Es un hecho certificado; la subnormalidad y la idiotez cronificada se han apoderado del país. No se si os habéis enterado de ese señor pastor que, cansado de que le saquearan el ganado día sí y día no, se fue a dormir al cobertizo armado con una escopeta. La cosa es que de pronto, en mitad de la noche, un enorme adoquín revienta la ventana y tres encapuchados saltan al interior del recinto. El pastor avisa que está armado y que disparará si no abandonan el lugar. Los tipos hacen caso omiso. El pastor aprieta el gatillo dos veces y fulmina a uno de los asaltantes. Los otros dos, ahora sí, salen por patas. ¿Resultado? Pues que el pastor ha sido detenido y acusado de asesinato. ¡Alucinante! O sea, en este país de zumbaos ultraprogres y superbuenos de la muerte, estás en tu casa tranquilamente, revientan la puerta, o la ventana, o la puta pared, y no puedes ni levantarte de la camilla a defenderte, no sea que le hagas pupa al asaltante. Está claro que nos hemos vuelto todos locos. La privacidad del domicilio no tiene ningún valor en este país de políticos y legisladores chupanardos.
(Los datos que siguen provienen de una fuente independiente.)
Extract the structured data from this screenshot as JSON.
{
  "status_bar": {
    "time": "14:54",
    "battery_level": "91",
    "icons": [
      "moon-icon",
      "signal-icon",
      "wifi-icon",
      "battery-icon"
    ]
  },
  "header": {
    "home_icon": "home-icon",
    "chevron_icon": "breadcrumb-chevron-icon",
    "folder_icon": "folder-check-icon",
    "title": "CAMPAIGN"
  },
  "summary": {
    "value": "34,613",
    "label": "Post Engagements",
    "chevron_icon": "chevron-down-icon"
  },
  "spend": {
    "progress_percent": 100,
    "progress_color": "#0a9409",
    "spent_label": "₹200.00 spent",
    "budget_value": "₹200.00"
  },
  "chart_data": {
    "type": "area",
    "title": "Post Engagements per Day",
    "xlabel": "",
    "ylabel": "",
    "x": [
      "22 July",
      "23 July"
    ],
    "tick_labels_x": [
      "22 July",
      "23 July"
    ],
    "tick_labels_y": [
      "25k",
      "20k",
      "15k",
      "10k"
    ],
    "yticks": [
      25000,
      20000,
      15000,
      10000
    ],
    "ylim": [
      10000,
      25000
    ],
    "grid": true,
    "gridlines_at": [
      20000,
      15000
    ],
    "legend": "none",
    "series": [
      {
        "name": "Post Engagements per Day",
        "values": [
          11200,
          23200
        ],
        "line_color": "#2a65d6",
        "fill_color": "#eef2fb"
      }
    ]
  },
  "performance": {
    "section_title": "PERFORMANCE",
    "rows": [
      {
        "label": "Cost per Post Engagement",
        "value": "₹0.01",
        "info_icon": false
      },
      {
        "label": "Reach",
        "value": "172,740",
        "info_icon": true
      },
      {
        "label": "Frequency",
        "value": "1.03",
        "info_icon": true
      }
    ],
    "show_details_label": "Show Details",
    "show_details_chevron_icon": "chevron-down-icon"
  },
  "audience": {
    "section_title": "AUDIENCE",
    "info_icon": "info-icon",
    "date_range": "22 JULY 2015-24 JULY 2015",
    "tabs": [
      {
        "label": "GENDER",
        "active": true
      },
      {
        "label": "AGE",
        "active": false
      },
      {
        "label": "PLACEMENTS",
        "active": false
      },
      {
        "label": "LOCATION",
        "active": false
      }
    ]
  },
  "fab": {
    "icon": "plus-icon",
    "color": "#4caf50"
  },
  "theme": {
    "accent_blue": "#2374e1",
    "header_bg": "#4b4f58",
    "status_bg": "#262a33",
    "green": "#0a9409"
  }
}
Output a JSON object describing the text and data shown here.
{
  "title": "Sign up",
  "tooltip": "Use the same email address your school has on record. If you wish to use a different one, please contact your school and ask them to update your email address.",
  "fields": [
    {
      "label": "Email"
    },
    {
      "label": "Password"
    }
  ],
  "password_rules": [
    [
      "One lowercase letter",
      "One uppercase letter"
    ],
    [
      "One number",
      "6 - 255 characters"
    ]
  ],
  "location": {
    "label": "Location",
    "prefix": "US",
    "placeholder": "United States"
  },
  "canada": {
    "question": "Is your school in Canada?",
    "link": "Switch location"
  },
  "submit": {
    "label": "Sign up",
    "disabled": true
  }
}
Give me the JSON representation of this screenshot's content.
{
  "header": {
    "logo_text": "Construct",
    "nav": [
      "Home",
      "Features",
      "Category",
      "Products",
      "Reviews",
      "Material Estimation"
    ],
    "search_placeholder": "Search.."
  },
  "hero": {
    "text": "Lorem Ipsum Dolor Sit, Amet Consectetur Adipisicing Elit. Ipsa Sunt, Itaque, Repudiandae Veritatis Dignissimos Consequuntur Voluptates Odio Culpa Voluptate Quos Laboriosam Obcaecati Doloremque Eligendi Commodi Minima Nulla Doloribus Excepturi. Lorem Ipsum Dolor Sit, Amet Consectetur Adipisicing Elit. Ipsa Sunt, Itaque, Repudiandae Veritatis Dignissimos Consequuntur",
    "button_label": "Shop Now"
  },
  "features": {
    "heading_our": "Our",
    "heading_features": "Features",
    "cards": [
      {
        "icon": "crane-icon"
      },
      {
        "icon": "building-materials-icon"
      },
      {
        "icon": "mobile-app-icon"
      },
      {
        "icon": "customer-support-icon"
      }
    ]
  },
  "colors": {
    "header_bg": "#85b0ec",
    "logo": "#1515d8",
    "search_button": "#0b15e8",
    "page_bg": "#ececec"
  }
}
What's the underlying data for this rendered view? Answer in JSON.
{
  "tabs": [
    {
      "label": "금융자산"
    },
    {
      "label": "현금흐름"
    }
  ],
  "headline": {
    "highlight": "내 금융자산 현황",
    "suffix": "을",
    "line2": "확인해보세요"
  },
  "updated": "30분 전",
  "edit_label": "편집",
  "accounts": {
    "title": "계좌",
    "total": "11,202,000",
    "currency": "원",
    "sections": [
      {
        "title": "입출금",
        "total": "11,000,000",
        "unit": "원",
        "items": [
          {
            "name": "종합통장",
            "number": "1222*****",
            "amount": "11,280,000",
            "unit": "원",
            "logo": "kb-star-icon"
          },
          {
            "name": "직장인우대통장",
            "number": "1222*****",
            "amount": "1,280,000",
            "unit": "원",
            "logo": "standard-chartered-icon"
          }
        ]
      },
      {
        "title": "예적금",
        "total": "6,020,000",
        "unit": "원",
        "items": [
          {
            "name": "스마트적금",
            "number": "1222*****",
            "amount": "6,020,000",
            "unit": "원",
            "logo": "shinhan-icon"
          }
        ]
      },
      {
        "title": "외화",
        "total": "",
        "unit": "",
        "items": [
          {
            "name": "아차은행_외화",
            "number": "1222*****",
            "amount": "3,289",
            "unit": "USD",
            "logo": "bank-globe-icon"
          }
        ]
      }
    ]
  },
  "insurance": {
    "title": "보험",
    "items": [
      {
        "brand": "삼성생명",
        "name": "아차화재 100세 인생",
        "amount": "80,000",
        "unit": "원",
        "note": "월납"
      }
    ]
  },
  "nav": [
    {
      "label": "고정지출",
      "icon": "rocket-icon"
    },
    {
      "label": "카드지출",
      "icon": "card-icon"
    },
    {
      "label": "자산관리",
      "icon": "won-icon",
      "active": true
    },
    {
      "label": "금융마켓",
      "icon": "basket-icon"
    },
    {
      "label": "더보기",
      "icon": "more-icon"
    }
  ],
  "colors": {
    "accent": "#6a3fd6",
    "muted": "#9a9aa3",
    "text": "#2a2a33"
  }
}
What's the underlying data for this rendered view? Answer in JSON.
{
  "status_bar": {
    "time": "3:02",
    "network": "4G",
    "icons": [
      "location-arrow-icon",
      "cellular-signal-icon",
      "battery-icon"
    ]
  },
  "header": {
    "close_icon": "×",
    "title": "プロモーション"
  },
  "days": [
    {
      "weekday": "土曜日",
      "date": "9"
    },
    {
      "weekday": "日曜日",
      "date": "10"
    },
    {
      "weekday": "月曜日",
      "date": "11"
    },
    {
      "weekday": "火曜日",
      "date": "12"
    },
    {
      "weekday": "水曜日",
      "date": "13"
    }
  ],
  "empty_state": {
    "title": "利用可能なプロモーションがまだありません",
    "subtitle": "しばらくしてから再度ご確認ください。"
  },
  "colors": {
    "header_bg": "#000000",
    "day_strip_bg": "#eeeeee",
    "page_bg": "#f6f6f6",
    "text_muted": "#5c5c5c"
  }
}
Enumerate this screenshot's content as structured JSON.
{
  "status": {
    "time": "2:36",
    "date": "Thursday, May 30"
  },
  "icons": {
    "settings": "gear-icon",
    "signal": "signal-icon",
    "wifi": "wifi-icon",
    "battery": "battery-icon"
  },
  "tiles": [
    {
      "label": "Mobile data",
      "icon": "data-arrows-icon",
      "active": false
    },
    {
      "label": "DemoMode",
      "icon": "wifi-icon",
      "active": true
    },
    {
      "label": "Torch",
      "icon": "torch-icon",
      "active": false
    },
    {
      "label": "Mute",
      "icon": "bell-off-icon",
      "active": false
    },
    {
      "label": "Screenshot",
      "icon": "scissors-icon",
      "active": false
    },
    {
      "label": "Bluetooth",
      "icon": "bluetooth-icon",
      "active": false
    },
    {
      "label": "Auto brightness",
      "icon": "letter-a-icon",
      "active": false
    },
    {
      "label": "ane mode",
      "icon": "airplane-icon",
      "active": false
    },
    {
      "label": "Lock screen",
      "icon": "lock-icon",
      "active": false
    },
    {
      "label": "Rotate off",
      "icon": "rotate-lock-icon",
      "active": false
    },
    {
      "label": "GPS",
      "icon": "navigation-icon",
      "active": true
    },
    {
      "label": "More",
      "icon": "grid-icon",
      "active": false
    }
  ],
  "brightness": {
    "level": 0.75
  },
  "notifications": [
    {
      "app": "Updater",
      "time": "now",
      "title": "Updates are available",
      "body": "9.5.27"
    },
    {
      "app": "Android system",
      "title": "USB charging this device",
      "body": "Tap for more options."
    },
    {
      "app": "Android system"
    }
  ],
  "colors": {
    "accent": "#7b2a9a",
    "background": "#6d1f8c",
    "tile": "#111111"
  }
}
Eso sí, hay violadores, criminales sin escrúpulos y chorizos compulsivos con más derechos sociales y mejor cobertura que un trabajador autónomo.

Pues por mí se pueden quedar con las putas playas y la paella. ¿Quién coño quiere vivir en un país donde los requisitos mínimos para vivir bien pasan por desprenderse de toda moralidad, ética, dignidad y honor?